Mas é aqui que este post do blog fica mais difícil de escrever. O correio de ódio que recebo de estranhos é apenas uma ponta de um espectro que se estende até a academia em formas mais suaves, mas não menos perturbadoras e exaustivas. Para ser completamente honesta (e isto não é fácil de dizer), não vou descrever o mais perturbador de minhas experiências, precisamente porque temo a queda, tanto pessoal quanto profissionalmente. E algumas delas simplesmente não tenho permissão para discutir em público (deixe o leitor entender). Mas outros aspectos serão todos muito familiares aos outros. Como muitas estudiosas, eu também ouvi acadêmicos nos bares dos centros de convenções especulando que meus sucessos na carreira refletem os favores sexuais que eu possa ter prometido ou concedido. E como colegas cujo trabalho foi demitido ou deturpado devido a algum aspecto de sua personalidade (como sexo, raça, sexualidade, classe, sotaque, idade, ou fé), eu vivenciei e fui informada de outros estudiosos que desacreditaram ou desvalorizaram minha pesquisa, meu ensino, meu intelecto e até mesmo minha moralidade por causa do meu ateísmo, meu sexo, minha aparência ou minha maneira de vestir.
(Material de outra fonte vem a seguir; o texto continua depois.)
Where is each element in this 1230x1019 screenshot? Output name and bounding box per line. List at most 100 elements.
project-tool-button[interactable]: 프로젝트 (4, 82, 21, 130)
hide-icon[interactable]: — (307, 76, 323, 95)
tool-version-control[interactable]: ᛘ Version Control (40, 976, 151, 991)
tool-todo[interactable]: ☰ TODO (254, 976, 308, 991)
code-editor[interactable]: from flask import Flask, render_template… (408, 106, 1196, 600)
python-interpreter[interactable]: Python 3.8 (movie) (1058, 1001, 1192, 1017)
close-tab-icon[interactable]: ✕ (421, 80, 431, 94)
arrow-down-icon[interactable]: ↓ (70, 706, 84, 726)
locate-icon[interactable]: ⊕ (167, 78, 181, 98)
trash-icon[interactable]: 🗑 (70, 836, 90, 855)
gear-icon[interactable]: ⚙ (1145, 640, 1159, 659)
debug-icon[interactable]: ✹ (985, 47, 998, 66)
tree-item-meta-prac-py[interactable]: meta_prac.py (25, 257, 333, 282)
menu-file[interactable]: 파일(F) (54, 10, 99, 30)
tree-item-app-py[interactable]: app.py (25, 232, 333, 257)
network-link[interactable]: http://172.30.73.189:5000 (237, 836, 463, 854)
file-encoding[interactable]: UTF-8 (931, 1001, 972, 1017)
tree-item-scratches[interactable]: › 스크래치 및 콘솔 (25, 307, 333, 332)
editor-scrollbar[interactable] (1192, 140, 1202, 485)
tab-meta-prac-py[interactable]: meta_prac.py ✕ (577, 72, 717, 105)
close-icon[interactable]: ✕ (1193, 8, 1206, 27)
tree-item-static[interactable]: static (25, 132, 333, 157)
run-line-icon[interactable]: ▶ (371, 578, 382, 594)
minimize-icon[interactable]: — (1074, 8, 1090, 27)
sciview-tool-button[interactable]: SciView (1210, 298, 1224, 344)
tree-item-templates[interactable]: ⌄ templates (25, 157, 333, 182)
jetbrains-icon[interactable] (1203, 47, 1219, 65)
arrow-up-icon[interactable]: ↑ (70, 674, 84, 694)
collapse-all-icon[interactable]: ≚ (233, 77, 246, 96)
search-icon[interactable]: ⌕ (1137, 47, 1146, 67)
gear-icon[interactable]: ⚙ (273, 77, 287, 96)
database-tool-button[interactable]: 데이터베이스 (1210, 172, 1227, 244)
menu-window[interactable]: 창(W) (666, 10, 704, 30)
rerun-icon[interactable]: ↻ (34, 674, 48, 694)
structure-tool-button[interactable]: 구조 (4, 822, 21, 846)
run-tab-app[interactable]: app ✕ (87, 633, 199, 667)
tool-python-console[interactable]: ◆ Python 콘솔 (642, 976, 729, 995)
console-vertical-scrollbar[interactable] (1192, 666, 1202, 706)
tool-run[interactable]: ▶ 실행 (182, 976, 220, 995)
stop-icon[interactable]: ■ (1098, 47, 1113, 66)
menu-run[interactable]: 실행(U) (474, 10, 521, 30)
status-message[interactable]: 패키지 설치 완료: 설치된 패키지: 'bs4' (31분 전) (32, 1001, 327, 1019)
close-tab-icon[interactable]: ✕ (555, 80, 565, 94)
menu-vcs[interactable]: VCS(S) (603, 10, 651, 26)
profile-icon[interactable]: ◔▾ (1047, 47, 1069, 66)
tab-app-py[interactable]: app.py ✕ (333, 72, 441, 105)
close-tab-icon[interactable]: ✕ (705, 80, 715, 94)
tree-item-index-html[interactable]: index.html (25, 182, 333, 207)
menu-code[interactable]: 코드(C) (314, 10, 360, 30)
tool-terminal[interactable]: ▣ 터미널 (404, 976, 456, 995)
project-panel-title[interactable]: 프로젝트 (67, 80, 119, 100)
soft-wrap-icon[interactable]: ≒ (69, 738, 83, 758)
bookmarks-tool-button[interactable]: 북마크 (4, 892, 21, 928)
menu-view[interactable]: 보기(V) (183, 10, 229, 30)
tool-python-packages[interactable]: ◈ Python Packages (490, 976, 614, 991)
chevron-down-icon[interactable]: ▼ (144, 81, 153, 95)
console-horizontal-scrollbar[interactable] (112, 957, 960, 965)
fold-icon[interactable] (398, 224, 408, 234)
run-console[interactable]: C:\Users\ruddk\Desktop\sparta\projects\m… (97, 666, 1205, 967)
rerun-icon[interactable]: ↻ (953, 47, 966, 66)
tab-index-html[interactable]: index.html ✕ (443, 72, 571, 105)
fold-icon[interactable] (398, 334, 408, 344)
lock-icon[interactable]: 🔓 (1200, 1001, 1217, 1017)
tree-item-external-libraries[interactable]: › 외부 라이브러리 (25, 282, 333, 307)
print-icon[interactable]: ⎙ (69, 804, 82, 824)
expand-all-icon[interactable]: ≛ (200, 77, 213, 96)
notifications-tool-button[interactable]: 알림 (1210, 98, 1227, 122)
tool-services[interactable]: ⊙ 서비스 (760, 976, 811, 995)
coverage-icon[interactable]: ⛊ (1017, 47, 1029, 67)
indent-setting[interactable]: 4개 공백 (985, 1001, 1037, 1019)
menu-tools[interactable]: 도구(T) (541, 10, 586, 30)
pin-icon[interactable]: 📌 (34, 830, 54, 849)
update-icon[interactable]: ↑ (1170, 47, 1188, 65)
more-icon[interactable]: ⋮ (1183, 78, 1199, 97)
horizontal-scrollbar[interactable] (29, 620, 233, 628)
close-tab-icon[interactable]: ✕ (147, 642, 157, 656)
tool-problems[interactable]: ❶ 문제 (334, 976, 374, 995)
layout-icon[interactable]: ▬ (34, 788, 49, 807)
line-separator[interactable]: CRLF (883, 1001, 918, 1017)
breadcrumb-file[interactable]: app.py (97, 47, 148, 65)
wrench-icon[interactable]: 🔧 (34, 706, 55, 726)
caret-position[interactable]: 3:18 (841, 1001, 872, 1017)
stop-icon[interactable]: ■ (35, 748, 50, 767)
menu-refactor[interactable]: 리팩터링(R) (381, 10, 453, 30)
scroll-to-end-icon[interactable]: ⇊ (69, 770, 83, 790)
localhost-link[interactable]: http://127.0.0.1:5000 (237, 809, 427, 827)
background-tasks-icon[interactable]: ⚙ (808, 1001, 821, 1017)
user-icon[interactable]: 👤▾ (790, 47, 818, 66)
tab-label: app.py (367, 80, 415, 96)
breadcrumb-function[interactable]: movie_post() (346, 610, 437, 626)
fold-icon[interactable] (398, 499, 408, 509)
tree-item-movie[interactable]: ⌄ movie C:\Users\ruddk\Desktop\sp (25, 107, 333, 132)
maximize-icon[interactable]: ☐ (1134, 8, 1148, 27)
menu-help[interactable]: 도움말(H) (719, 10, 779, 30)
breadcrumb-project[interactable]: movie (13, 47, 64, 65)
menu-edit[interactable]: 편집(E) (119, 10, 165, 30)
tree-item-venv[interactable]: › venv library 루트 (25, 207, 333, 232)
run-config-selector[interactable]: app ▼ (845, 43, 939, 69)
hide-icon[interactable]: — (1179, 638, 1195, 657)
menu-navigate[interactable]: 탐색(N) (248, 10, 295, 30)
Deixem-me ser clara: isto equivale a mais do que flashes ocasionais de corte ou competitividade acadêmica. Este é o constante zumbido das micro e mini agressões que muitas de nós experimentamos não apenas como ruído de fundo, mas como a trilha sonora em looping para nossas carreiras. 

 

O que podemos fazer a respeito disso? A tarefa óbvia (e assustadoramente monumental) é desmantelar as estruturas de poder que permitem todas as formas de abuso na academia. E, crucialmente, isso começa com o arrastamento de comportamentos abusivos e agressivos para a luz. Mas isto pode vir com grande custo pessoal e profissional - o que por si só sinaliza o quanto as culturas em que trabalhamos precisam mudar. Espero um dia ser suficientemente resiliente para poder dissecar e refletir sobre minhas próprias experiências de maneiras que possam desempenhar algum papel para ajudar a melhorar as políticas institucionais e a desintoxicar as culturas acadêmicas. Mas enquanto isso, me ofereço como aliada àqueles que estão passando por isso - enquanto me preparo para o que quer que venha a acontecer, simplesmente escrevendo esta peça.